We apply this expression to our case
* Polarizer 1 suppose that it is vertical and polarizer 2 (intermediate) is at an angle θ with respect to the vertical
I₁ = I₀ cos² θ
* We analyze for the polarity 2 and the last polarizer 3 which indicate that it must be at 90º from the first one, therefore it must be horizontal.

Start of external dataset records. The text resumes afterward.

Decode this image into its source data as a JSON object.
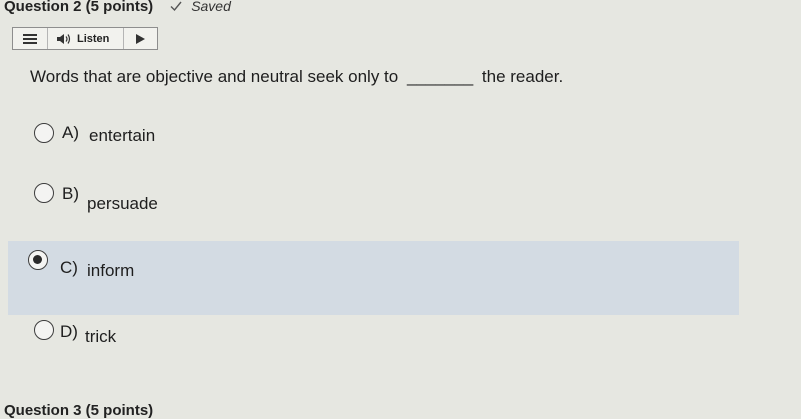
{
  "header": {
    "question_title": "Question 2 (5 points)",
    "saved_label": "Saved"
  },
  "toolbar": {
    "menu_icon": "menu-icon",
    "listen_label": "Listen",
    "speaker_icon": "speaker-icon",
    "play_icon": "play-icon"
  },
  "question": {
    "text_before": "Words that are objective and neutral seek only to",
    "blank": "_______",
    "text_after": "the reader."
  },
  "options": [
    {
      "letter": "A)",
      "text": "entertain",
      "selected": false
    },
    {
      "letter": "B)",
      "text": "persuade",
      "selected": false
    },
    {
      "letter": "C)",
      "text": "inform",
      "selected": true
    },
    {
      "letter": "D)",
      "text": "trick",
      "selected": false
    }
  ],
  "next_question": {
    "title": "Question 3 (5 points)"
  },
  "colors": {
    "background": "#e6e7e1",
    "selected_row": "#d3dbe3"
  }
}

The angle of polarizers 2 and 3 is θ' measured from the horizontal, if we measure with respect to the vertical
θ₂ = 90- θ’ = θ
fiate that in the exercise we must take a reference system and measure everything with respect to this system.
I = I₁ cos² θ'
we substitute
I = (I₀ cos² tea) cos² (θ - 90)
cos (θ -90) = cos θ cos 90 + sin θ sin 90 = sin θ
I = Io cos² θ sin² θ
1= cos²θ+ sin²θ
sin²θ = 1 - cos²θ
I= I₀ (cos²θ - cos⁴θ)
b) to find when the intensity is maximum,
we can use that we have an extreme point when the drift is zero
= 0
\frac{dI}{d \theta}= Io (2 cos θ - 4 cos³θ) = 0
whereby
cos θ - 2 cos³ θ = 0
cos θ ( 1 - 2 cos² θ) = 0
The zeros of this function are in
θ = 90º
1-2cos²θ =0 cos θ = 0.25 θ = 75.5º
Let's analyze this two results for the angle of 90º the intnesidd is zero with respect to the first polarizer, so it is not an acceptable solution.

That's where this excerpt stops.